On July 7, 2022, the judge entered the final judgment. Irwin’s carrier paid the final judgment, which Brehme’s counsel deposited into his trust account. Brehme’s counsel also signed a warrant to satisfy judgment dated July 18, 2022. On July 29, 2022, Brehme’s counsel wrote to the judge stating that he was “attempting to file an appeal regarding the barring of Brehme’s claim for future medical expenses.” On August 8, 2022, Irwin filed the warrant to satisfy judgment with the trial court. That same day, Brehme filed her Notice of Appeal (NOA) from the final judgment.
The Appellate Division dismissed Brehme’s appeal as moot, noting that Brehme “accepted and received the full [final] judgment amount” and later “signed a warrant to satisfy judgment” before indicating her desire to appeal.

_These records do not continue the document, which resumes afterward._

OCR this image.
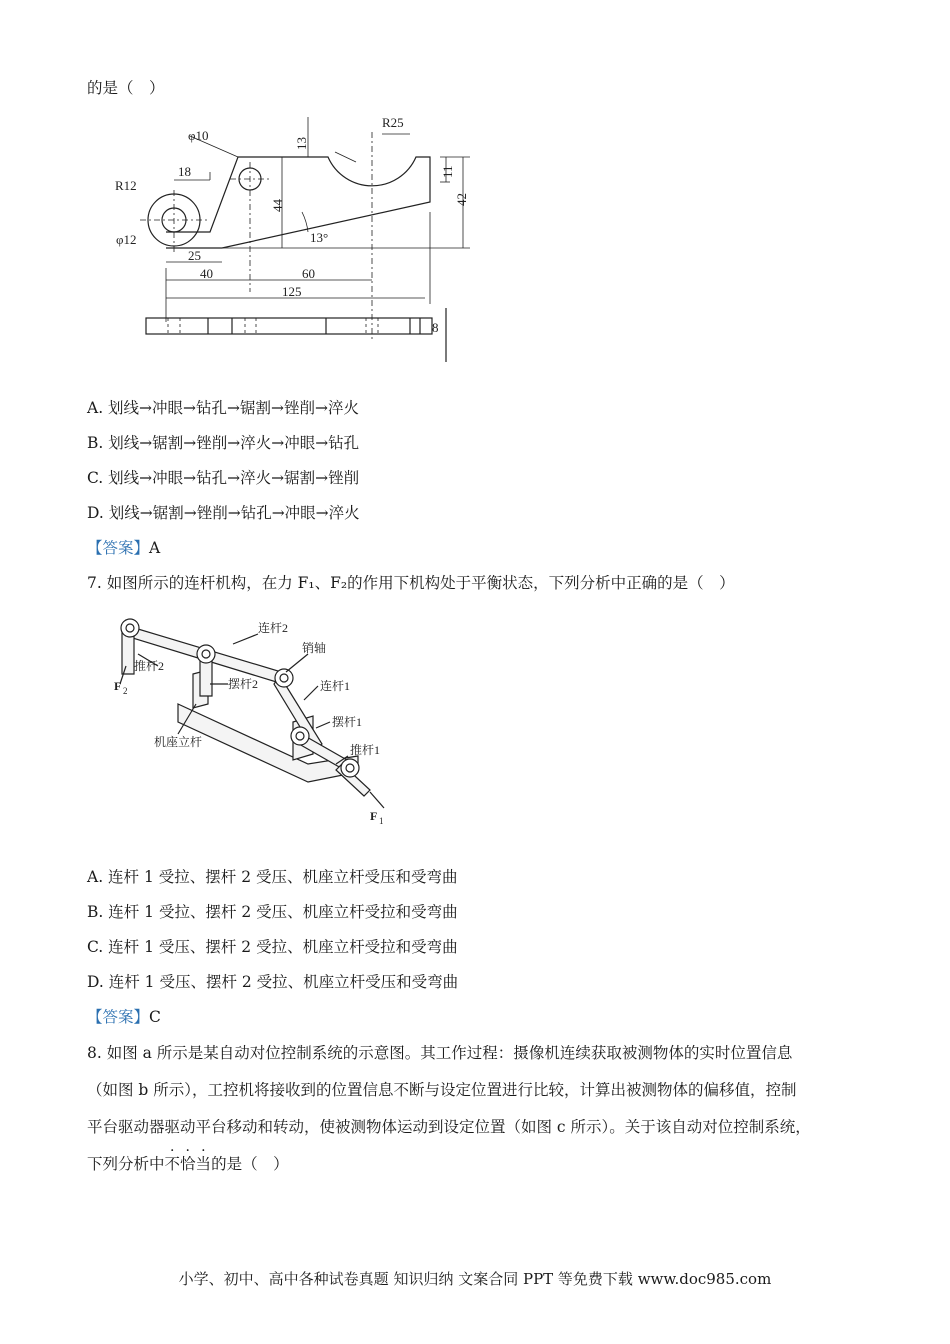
的是（　）
φ10
R25
13
18
R12
11
44	42
φ12	13°
25
40	60
125
8
A. 划线→冲眼→钻孔→锯割→锉削→淬火
B. 划线→锯割→锉削→淬火→冲眼→钻孔
C. 划线→冲眼→钻孔→淬火→锯割→锉削
D. 划线→锯割→锉削→钻孔→冲眼→淬火
【答案】A
7. 如图所示的连杆机构，在力 F₁、F₂的作用下机构处于平衡状态，下列分析中正确的是（　）
连杆2
销轴
推杆2
摆杆2	连杆1
摆杆1
机座立杆
推杆1
F 2
F 1
A. 连杆 1 受拉、摆杆 2 受压、机座立杆受压和受弯曲
B. 连杆 1 受拉、摆杆 2 受压、机座立杆受拉和受弯曲
C. 连杆 1 受压、摆杆 2 受拉、机座立杆受拉和受弯曲
D. 连杆 1 受压、摆杆 2 受拉、机座立杆受压和受弯曲
【答案】C
8. 如图 a 所示是某自动对位控制系统的示意图。其工作过程：摄像机连续获取被测物体的实时位置信息
（如图 b 所示），工控机将接收到的位置信息不断与设定位置进行比较，计算出被测物体的偏移值，控制
平台驱动器驱动平台移动和转动，使被测物体运动到设定位置（如图 c 所示）。关于该自动对位控制系统，
下列分析中不恰当的是（　）
小学、初中、高中各种试卷真题 知识归纳 文案合同 PPT 等免费下载 www.doc985.com
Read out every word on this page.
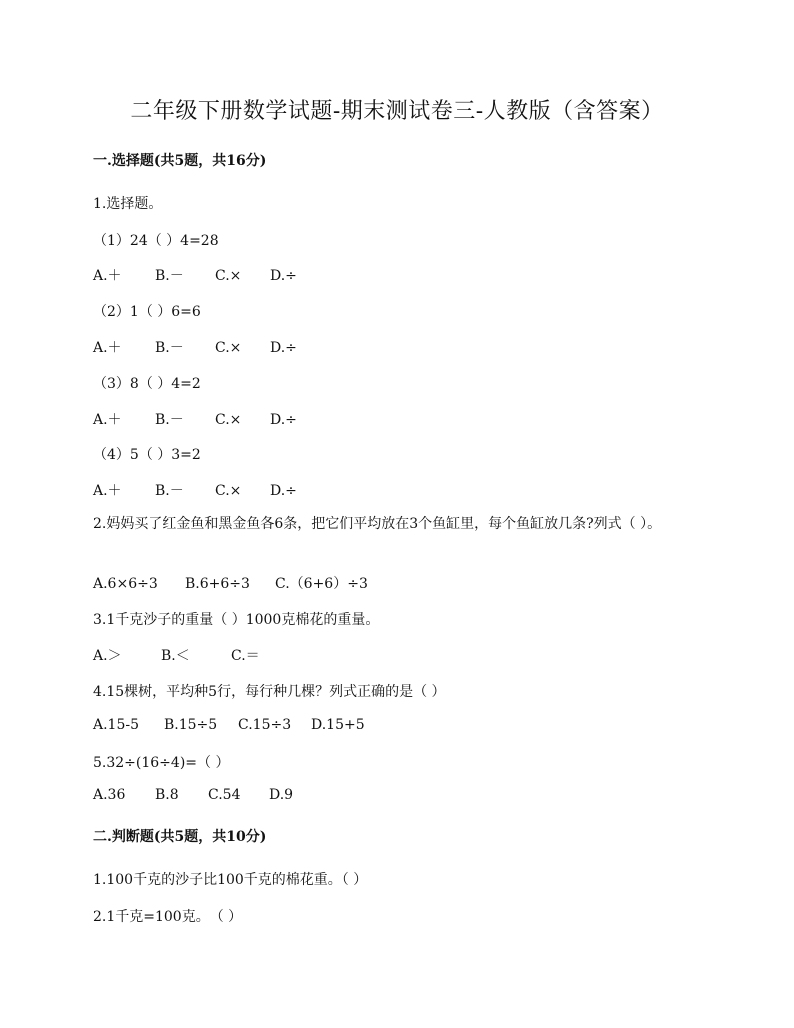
二年级下册数学试题-期末测试卷三-人教版（含答案）
一.选择题(共5题，共16分)
1.选择题。
（1）24（ ）4=28
A.＋ B.－ C.× D.÷
（2）1（ ）6=6
A.＋ B.－ C.× D.÷
（3）8（ ）4=2
A.＋ B.－ C.× D.÷
（4）5（ ）3=2
A.＋ B.－ C.× D.÷
2.妈妈买了红金鱼和黑金鱼各6条，把它们平均放在3个鱼缸里，每个鱼缸放几条?列式（ ）。
A.6×6÷3 B.6+6÷3 C.（6+6）÷3
3.1千克沙子的重量（ ）1000克棉花的重量。
A.＞	B.＜	C.＝
4.15棵树，平均种5行，每行种几棵？列式正确的是（ ）
A.15-5 B.15÷5 C.15÷3 D.15+5
5.32÷(16÷4)=（ ）
A.36 B.8 C.54 D.9
二.判断题(共5题，共10分)
1.100千克的沙子比100千克的棉花重。（ ）
2.1千克=100克。　（ ）
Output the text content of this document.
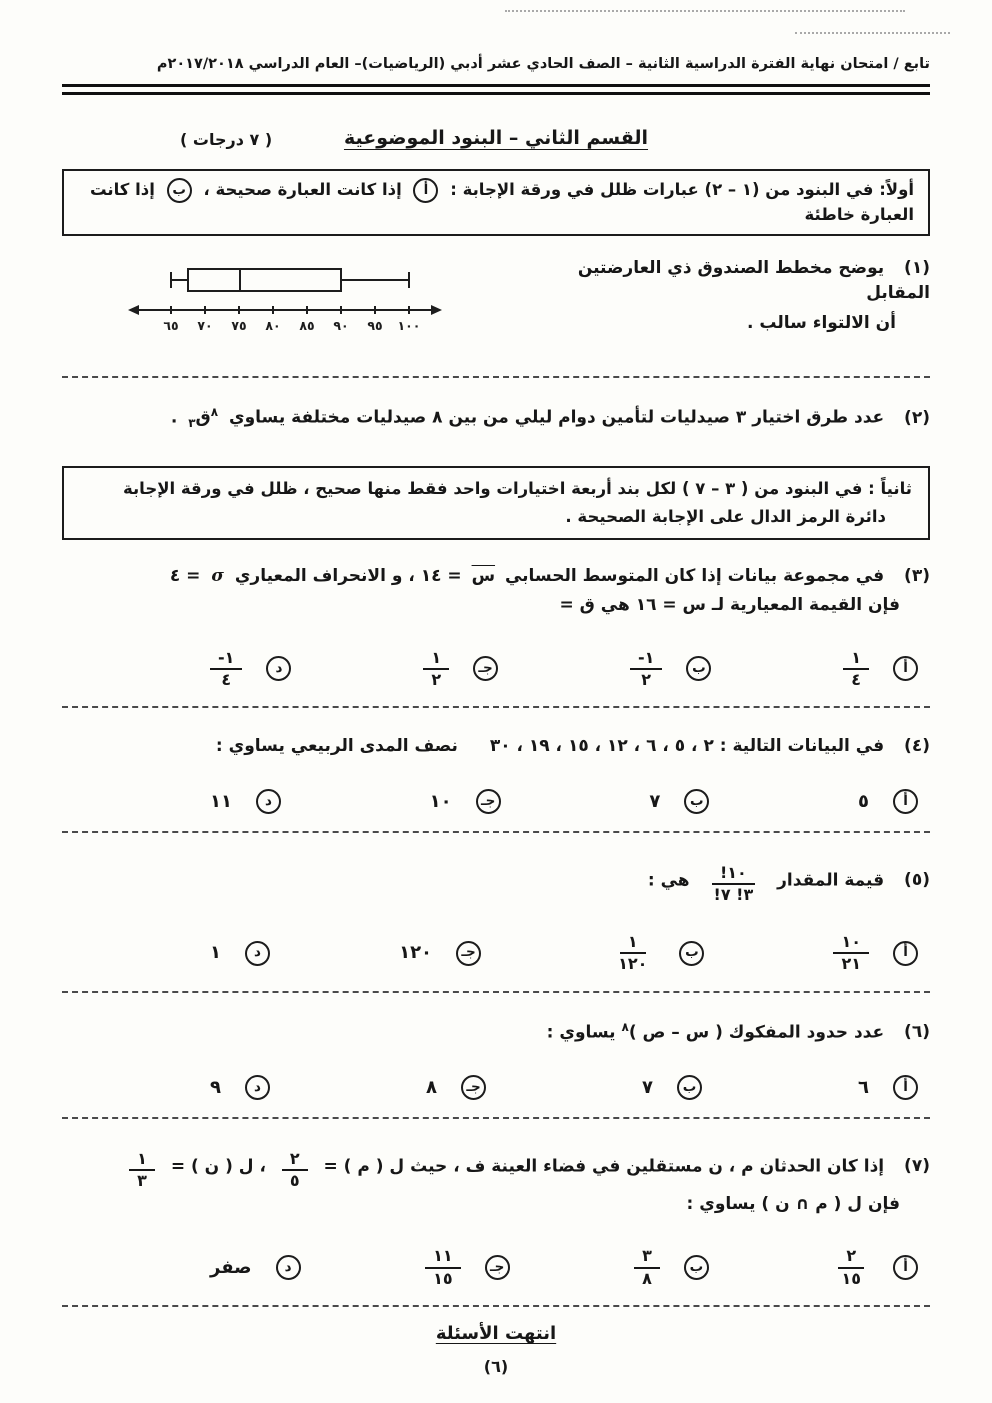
تابع / امتحان نهاية الفترة الدراسية الثانية – الصف الحادي عشر أدبي (الرياضيات)– العام الدراسي ٢٠١٧/٢٠١٨م
( ٧ درجات )	القسم الثاني – البنود الموضوعية
أولاً: في البنود من (١ – ٢) عبارات ظلل في ورقة الإجابة : أ إذا كانت العبارة صحيحة ، ب إذا كانت العبارة خاطئة
(١) يوضح مخطط الصندوق ذي العارضتين المقابل
أن الالتواء سالب .
٦٥ ٧٠ ٧٥ ٨٠ ٨٥ ٩٠ ٩٥ ١٠٠
(٢) عدد طرق اختيار ٣ صيدليات لتأمين دوام ليلي من بين ٨ صيدليات مختلفة يساوي $^٨$ق$_٣$ .
ثانياً : في البنود من ( ٣ – ٧ ) لكل بند أربعة اختيارات واحد فقط منها صحيح ، ظلل في ورقة الإجابة
دائرة الرمز الدال على الإجابة الصحيحة .
(٣) في مجموعة بيانات إذا كان المتوسط الحسابي س = ١٤ ، و الانحراف المعياري σ = ٤
فإن القيمة المعيارية لـ س = ١٦ هي ق =
أ
$\frac{١}{٤}$
ب
$\frac{-١}{٢}$
جـ
$\frac{١}{٢}$
د
$\frac{-١}{٤}$
(٤) في البيانات التالية : ٢ ، ٥ ، ٦ ، ١٢ ، ١٥ ، ١٩ ، ٣٠ نصف المدى الربيعي يساوي :
أ
٥
ب
٧
جـ
١٠
د
١١
(٥) قيمة المقدار
$\frac{١٠!}{٣! ٧!}$
هي :
أ
$\frac{١٠}{٢١}$
ب
$\frac{١}{١٢٠}$
جـ
١٢٠
د
١
(٦) عدد حدود المفكوك ( س – ص )$^٨$ يساوي :
أ
٦
ب
٧
جـ
٨
د
٩
(٧) إذا كان الحدثان م ، ن مستقلين في فضاء العينة ف ، حيث ل ( م ) =
$\frac{٢}{٥}$
، ل ( ن ) =
$\frac{١}{٣}$
فإن ل ( م ∩ ن ) يساوي :
أ
$\frac{٢}{١٥}$
ب
$\frac{٣}{٨}$
جـ
$\frac{١١}{١٥}$
د
صفر
انتهت الأسئلة
(٦)
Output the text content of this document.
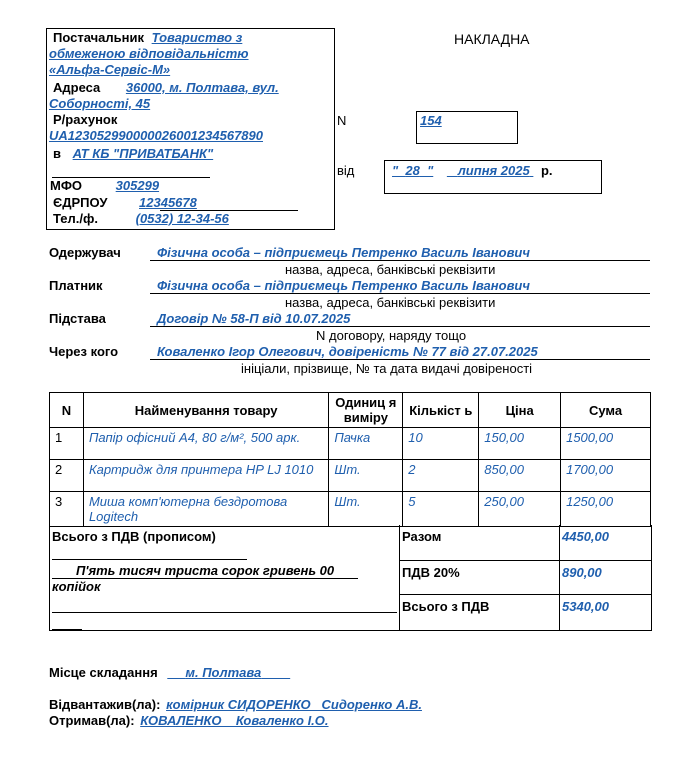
Постачальник Товариство з
обмеженою відповідальністю
«Альфа-Сервіс-М»
Адреса 36000, м. Полтава, вул.
Соборності, 45
Р/рахунок
UA123052990000026001234567890
в АТ КБ "ПРИВАТБАНК"
МФО	305299
ЄДРПОУ 12345678
Тел./ф.	(0532) 12-34-56
НАКЛАДНА
N	154
від	"  28  " липня 2025 р.
Одержувач	Фізична особа – підприємець Петренко Василь Іванович
назва, адреса, банківські реквізити
Платник	Фізична особа – підприємець Петренко Василь Іванович
назва, адреса, банківські реквізити
Підстава	Договір № 58-П від 10.07.2025
N договору, наряду тощо
Через кого	Коваленко Ігор Олегович, довіреність № 77 від 27.07.2025
ініціали, прізвище, № та дата видачі довіреності
N	Найменування товару	Одиниц я виміру	Кількіст ь	Ціна	Сума
1	Папір офісний А4, 80 г/м², 500 арк.	Пачка	10	150,00	1500,00
2	Картридж для принтера HP LJ 1010	Шт.	2	850,00	1700,00
3	Миша комп'ютерна бездротова Logitech	Шт.	5	250,00	1250,00
Всього з ПДВ (прописом)
П'ять тисяч триста сорок гривень 00 копійок
Разом	4450,00
ПДВ 20%	890,00
Всього з ПДВ	5340,00
Місце складання м. Полтава
Відвантажив(ла): комірник СИДОРЕНКО   Сидоренко А.В.
Отримав(ла): КОВАЛЕНКО    Коваленко І.О.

NJ Supreme Court’s Decision in Brehme v. Irwin
The New Jersey Supreme Court affirmed. It held that Brehme’s appeal was property dismissed as moot.
“We hold that when a plaintiff accepts a final judgment, that party may still appeal if the party can show that (1) it made known its intention to appeal prior to accepting payment of the final judgment and prior to executing the warrant to satisfy judgment, and (2) prevailing on the appellate issue will not in any way impact the final judgment other than to potentially increase it,” Justice Douglas M. Fasciale wrote on behalf of the Court.
In reaching its decision, the New Jersey Supreme Court cited its decision in Adolph Gottscho v. American Marking, 26 N.J. 229 (1958), in which the Court clarified that the appealability of a final judgment is a more nuanced issue, particularly when the appeal could serve to increase but not to reduce the amount of the judgment.
“In other words, the court clarified that a party is not estopped from appealing a separable issue, even when a party accepts the benefits of a final judgment, if the only issue raised on appeal would increase the benefit awarded to the party appealing, but not impact the accepted, underlying final judgment,” Justice Fasciale wrote.
The New Jersey Supreme Court went on to hold that Brehme appealed without satisfying either prong. Accordingly, the Appellate Division correctly dismissed the appeal as moot without reaching the merits.
As to the first prong, the Court concluded that Brehme did not make her intention to appeal known prior to accepting payment of the final judgment and prior to executing a warrant to satisfy that judgment. With regard to the second prong, it found that prevailing on the evidentiary appellate issue — whether a plaintiff can admit into evidence future medical expenses in a civil suit even though her PIP limits have not yet been exhausted — would require vacating the final judgment because a claim for future medical expenses is not separable from seeking compensation for pain and suffering. “Thus, even if we concluded that [plaintiff] met prong one, she is unable to show that prevailing on the trial court evidentiary ruling will not impact the final judgment and only potentially increase it,” Justice Fasciale wrote.
“One jury cannot hear evidence relevant to pain and suffering and another jury hear evidence relevant to future medical expenses,” Justice Fasciale added. “Assuming the admissibility of future medical expenses in this case, the two claims—pain and suffering and future medical expenses—would have to be considered simultaneously. Those claims cannot be fairly adjudicated separately.”